【旗艦】(きかん/はたぶね)

Flagship.

艦隊の指揮官(と幕僚)が乗り込んで指揮を執る艦艇

帆船の時代、艦隊司令官が乗艦のマストに信号旗を掲げて指示を送っていた事を語源とする。
その性質上、敵から集中攻撃を受けやすく、伝統的に「艦隊で最強の艦」が選ばれる事が多かった*1
また、多数の参謀と各種資料・器具がペイロードを大きく圧迫するため、小型艦では任を果たせなかった*2
大艦巨砲主義が衰退を迎える以前、主力艦隊の旗艦には戦艦をもって充てるのが海軍の常識であった。
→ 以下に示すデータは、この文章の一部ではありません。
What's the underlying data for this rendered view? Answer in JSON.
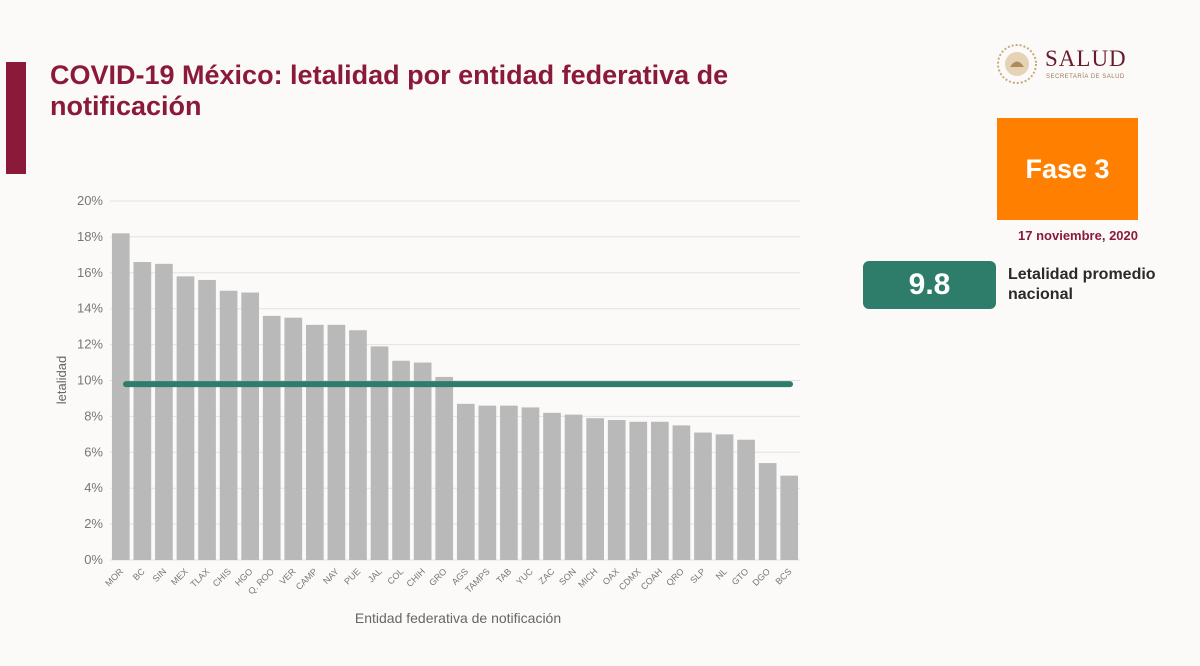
{
  "header": {
    "title": "COVID-19 México: letalidad por entidad federativa de notificación"
  },
  "logo": {
    "name": "SALUD",
    "subtitle": "SECRETARÍA DE SALUD",
    "icon": "mexico-coat-of-arms-icon"
  },
  "phase": {
    "label": "Fase 3",
    "color": "#ff8000"
  },
  "date": "17 noviembre, 2020",
  "national_average": {
    "value": "9.8",
    "label": "Letalidad promedio nacional",
    "color": "#2e7d6b"
  },
  "colors": {
    "accent": "#8b1a3a",
    "bar": "#b9b9b9",
    "average_line": "#2e7d6b"
  },
  "chart_data": {
    "type": "bar",
    "xlabel": "Entidad federativa de notificación",
    "ylabel": "letalidad",
    "ylim": [
      0,
      20
    ],
    "yticks": [
      0,
      2,
      4,
      6,
      8,
      10,
      12,
      14,
      16,
      18,
      20
    ],
    "ytick_labels": [
      "0%",
      "2%",
      "4%",
      "6%",
      "8%",
      "10%",
      "12%",
      "14%",
      "16%",
      "18%",
      "20%"
    ],
    "grid": true,
    "categories": [
      "MOR",
      "BC",
      "SIN",
      "MEX",
      "TLAX",
      "CHIS",
      "HGO",
      "Q. ROO",
      "VER",
      "CAMP",
      "NAY",
      "PUE",
      "JAL",
      "COL",
      "CHIH",
      "GRO",
      "AGS",
      "TAMPS",
      "TAB",
      "YUC",
      "ZAC",
      "SON",
      "MICH",
      "OAX",
      "CDMX",
      "COAH",
      "QRO",
      "SLP",
      "NL",
      "GTO",
      "DGO",
      "BCS"
    ],
    "values": [
      18.2,
      16.6,
      16.5,
      15.8,
      15.6,
      15.0,
      14.9,
      13.6,
      13.5,
      13.1,
      13.1,
      12.8,
      11.9,
      11.1,
      11.0,
      10.2,
      8.7,
      8.6,
      8.6,
      8.5,
      8.2,
      8.1,
      7.9,
      7.8,
      7.7,
      7.7,
      7.5,
      7.1,
      7.0,
      6.7,
      5.4,
      4.7
    ],
    "average_line": 9.8
  }
}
しかし、無線通信機器が投入された第二次世界大戦以降の戦訓により、この状況は変化した。
戦艦という艦種が過去のものとなったのに合わせ、旗艦は戦闘能力を度外視してC4Iに特化されるようになった。
また、無線越しの情報だけで十全に指揮を執る事が可能になったため、交戦海域に進出する事も希になり、海軍の象徴的な存在として扱われるようにもなっていった。
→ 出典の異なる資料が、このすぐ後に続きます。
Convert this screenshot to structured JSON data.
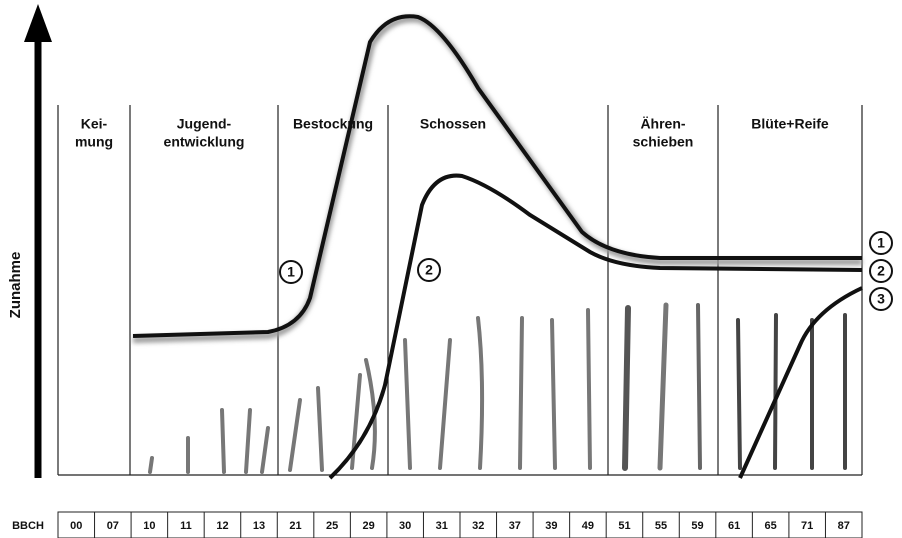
{
  "y_axis_label": "Zunahme",
  "stages": [
    {
      "lines": [
        "Kei-",
        "mung"
      ]
    },
    {
      "lines": [
        "Jugend-",
        "entwicklung"
      ]
    },
    {
      "lines": [
        "Bestockung"
      ]
    },
    {
      "lines": [
        "Schossen"
      ]
    },
    {
      "lines": [
        "Ähren-",
        "schieben"
      ]
    },
    {
      "lines": [
        "Blüte+Reife"
      ]
    }
  ],
  "curve_markers": {
    "inline": [
      "1",
      "2"
    ],
    "right": [
      "1",
      "2",
      "3"
    ]
  },
  "bbch": {
    "label": "BBCH",
    "codes": [
      "00",
      "07",
      "10",
      "11",
      "12",
      "13",
      "21",
      "25",
      "29",
      "30",
      "31",
      "32",
      "37",
      "39",
      "49",
      "51",
      "55",
      "59",
      "61",
      "65",
      "71",
      "87"
    ]
  }
}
そして現代では、指揮統制機能をすべて地上施設に移し、旗艦を置かなくなった海軍艦隊もある*3

軍事史全体を通じて「将軍が最前線に赴く」のはほぼ常に愚策とされる。
戦死すれば混乱によってC3Iが麻痺し、戦線に甚大な衝撃を与える事になるからだ。
指揮官が自ら戦場に赴く必要があるのは、そこに居なければ指揮が不可能である場合のみに限られる。
情報技術が発達した現代、「旗艦」の存在意義は完全に消えたか、残っていても希少なものであろう。

関連:ブルー・リッジ 三笠 大和(超ド級戦艦) あきづき(海上自衛隊・初代) 長門 大淀(軽巡洋艦) 香取(練習巡洋艦)
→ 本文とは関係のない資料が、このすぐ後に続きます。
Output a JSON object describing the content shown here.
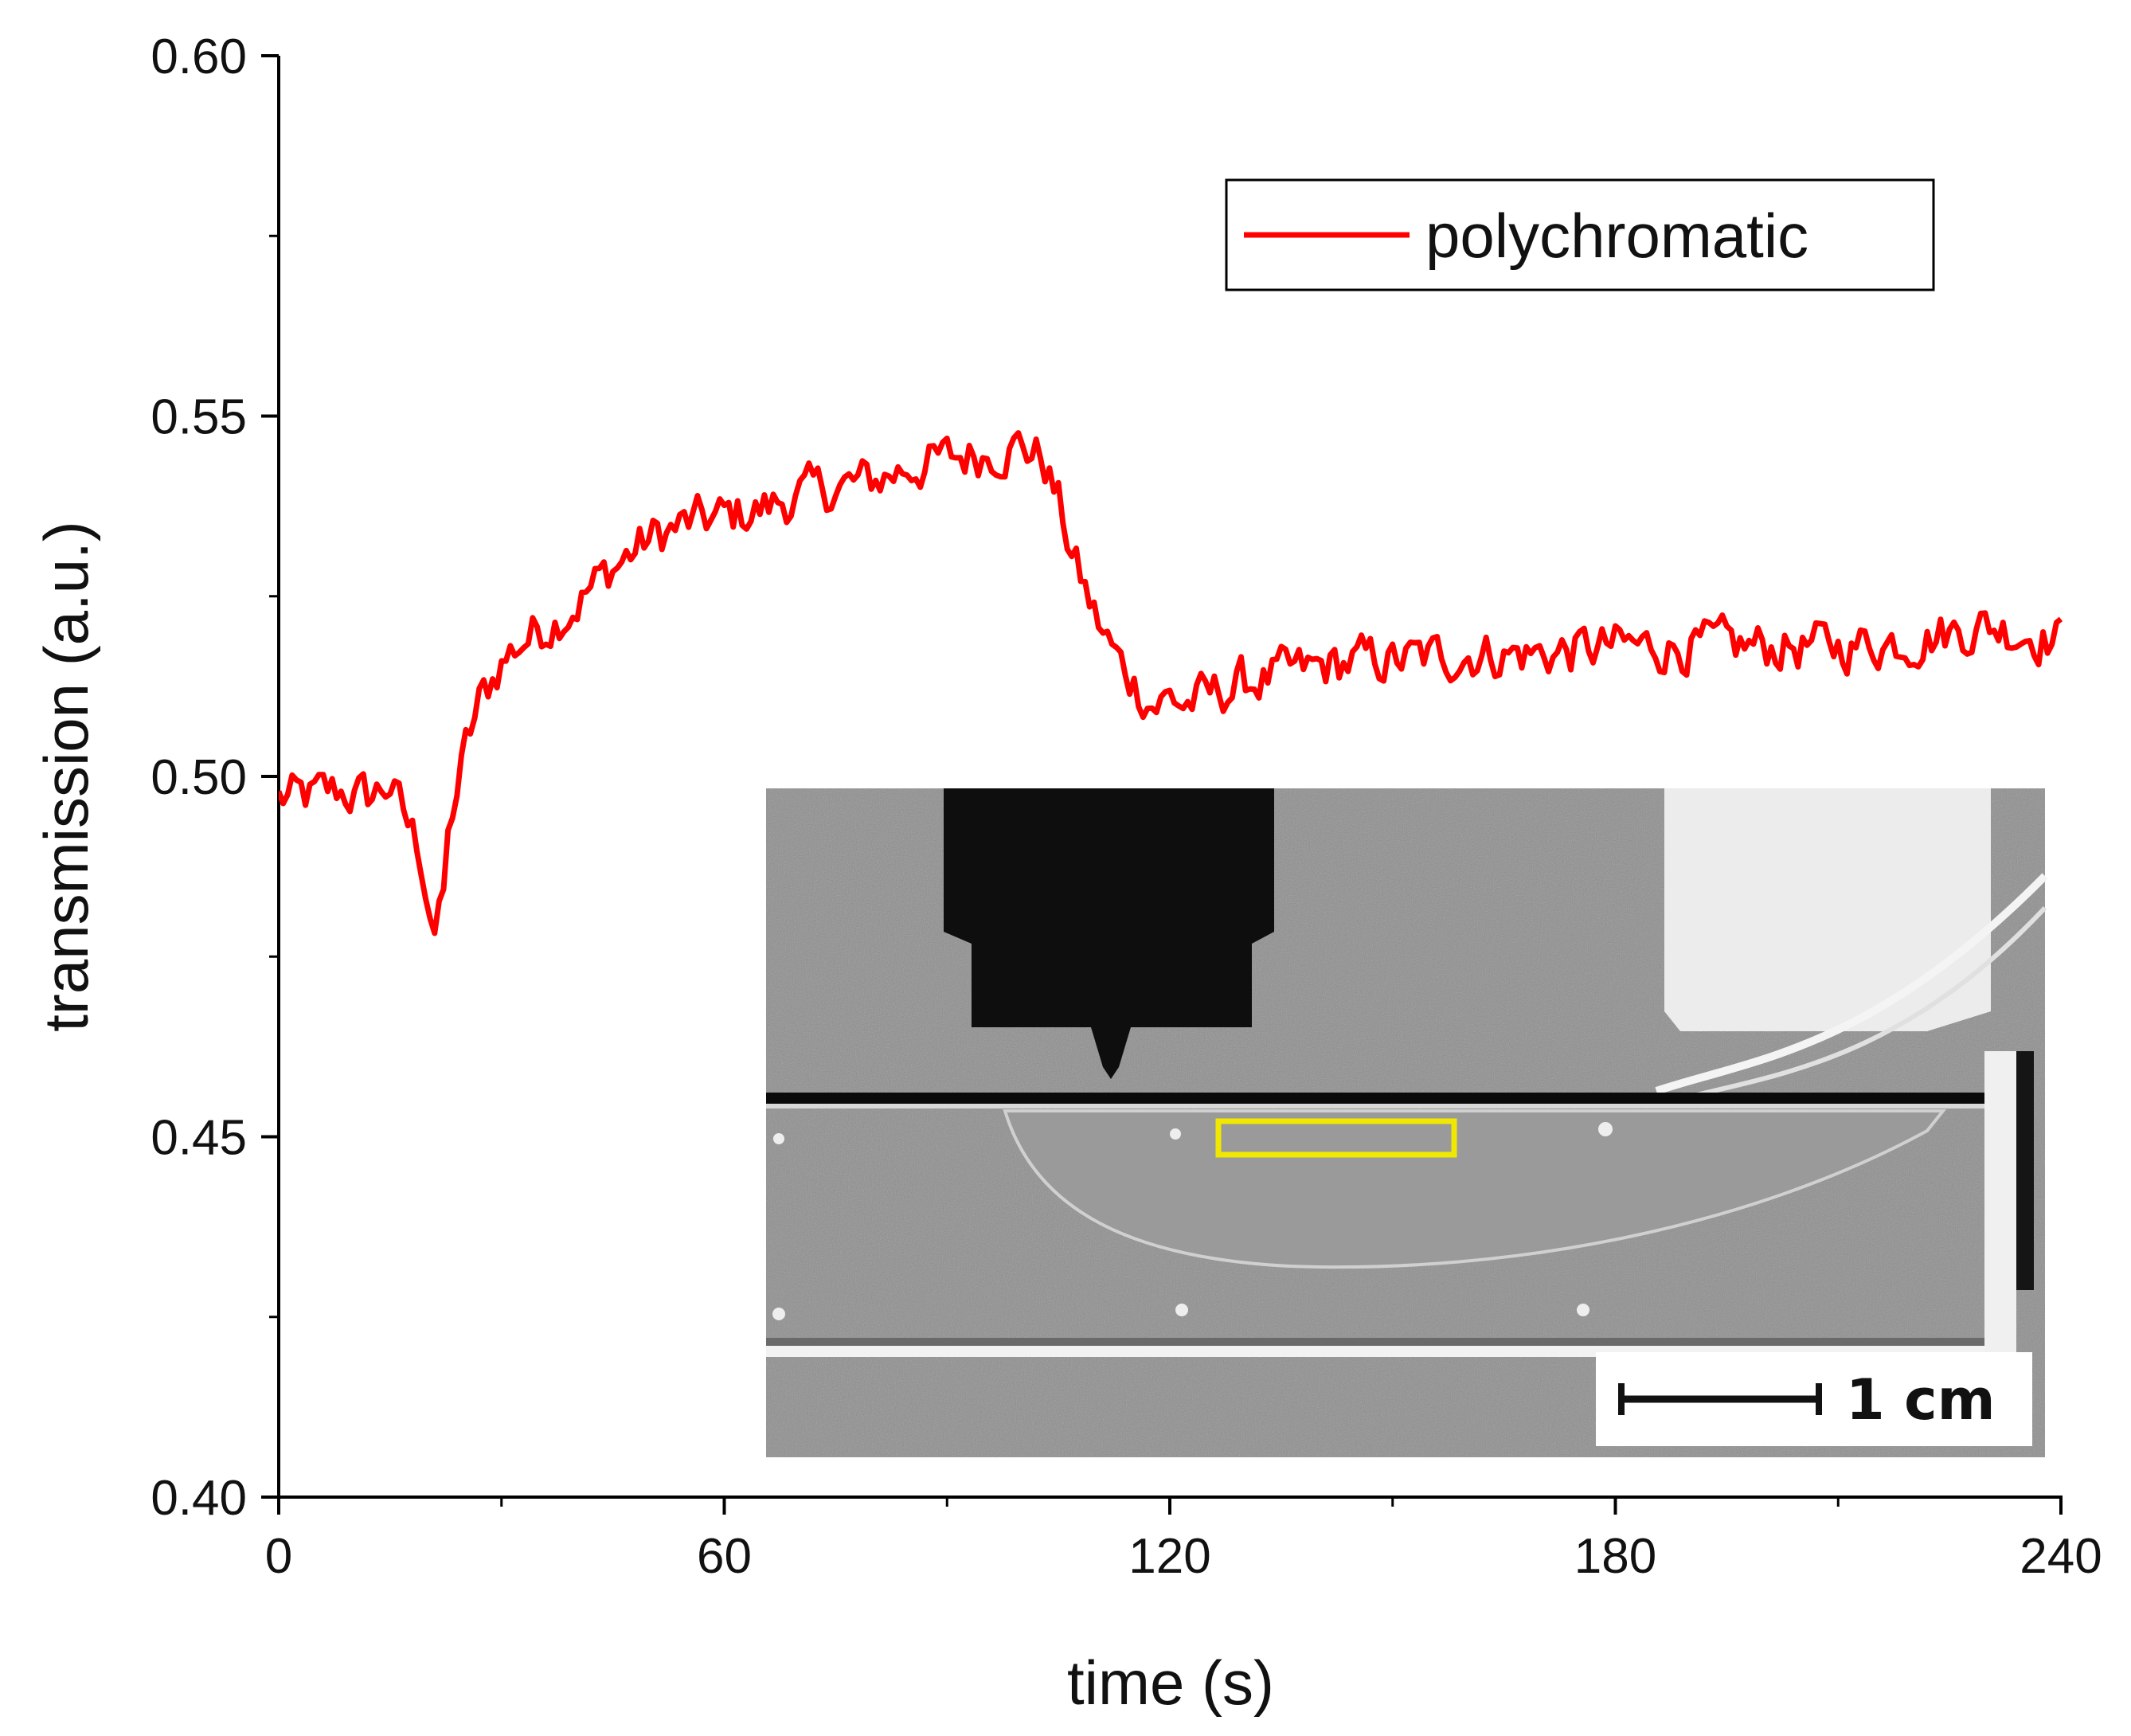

*1 余談だが、現代ではここから転じて「ある集団やグループの中で(ステータスや戦略的重要性から)最も重要な位置づけにあるもの」を指す言葉としても用いられている。
*2 そのため、駆逐艦で構成される水雷戦隊では居住施設を拡張した「嚮導駆逐艦」が充てられていた時代もあった。
*3 一例として、海上自衛隊では自衛艦隊・護衛艦隊にあった「旗艦」制度を現在廃止しており、陸上基地から統率を行っている。
  ただし、護衛艦隊隷下の各護衛隊群には「旗艦」とされる艦がある。